Miró atrás y vio las siluetas de los árboles negros recortadas contra un cielo amarillo y, tras oír un crujido, a pesar del griterío de las cigarras y los grillos, vio al pasajero euroasiático que le había llamado la atención en el autobús. Venía detrás de ella, con el andar despreocupado de los malayos. Lydia se tensó y buscó al niño con la mirada.

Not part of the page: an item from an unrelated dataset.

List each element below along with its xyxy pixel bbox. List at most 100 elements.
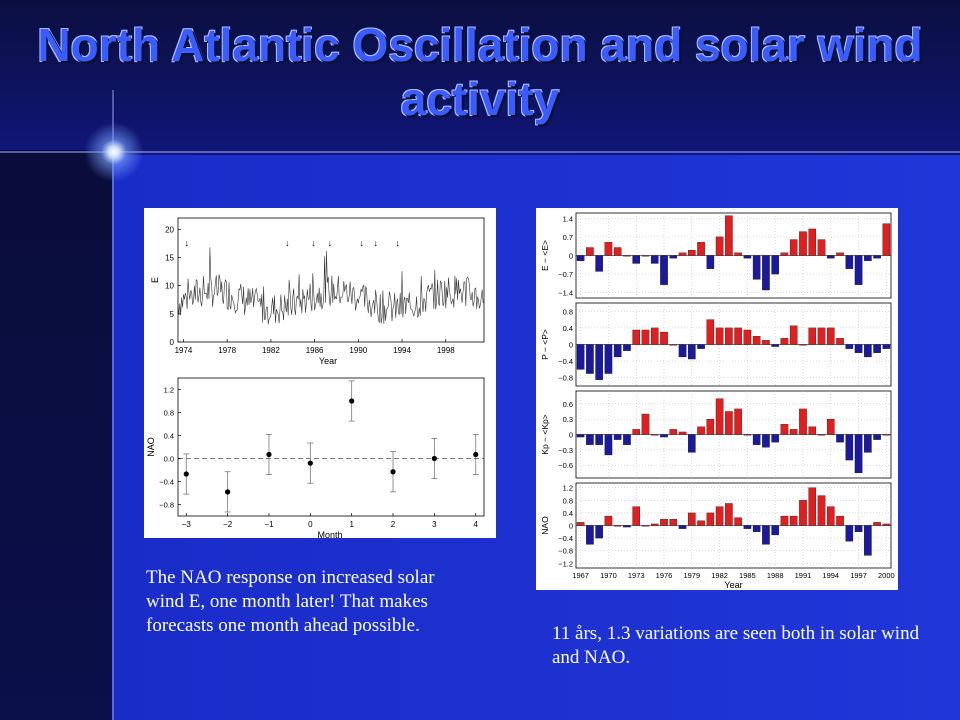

—Cuidado con las malu-malu —dijo el desconocido, señalando una alfombra de preciosas flores de color rosa—. Tienen espinas en los tallos.
Lydia asintió, tomando nota de la voz grave, los ojos rasgados y los rasgos bien definidos de un hombre inteligente. No tenía las facciones sencillas de los malayos sino unos rasgos más complicados, de aspecto más occidental.
Notó un olor a humo de leña y poco después vio a Maznan, en la entrada de la aldea, saltando a la pata coja, parecidísimo a Mowgli, el niño de El libro de la selva: con las rodillas y los codos muy marcados y el pelo largo y revuelto. Maznan sonrió cuando Lydia llegó a su lado y le alborotó el pelo.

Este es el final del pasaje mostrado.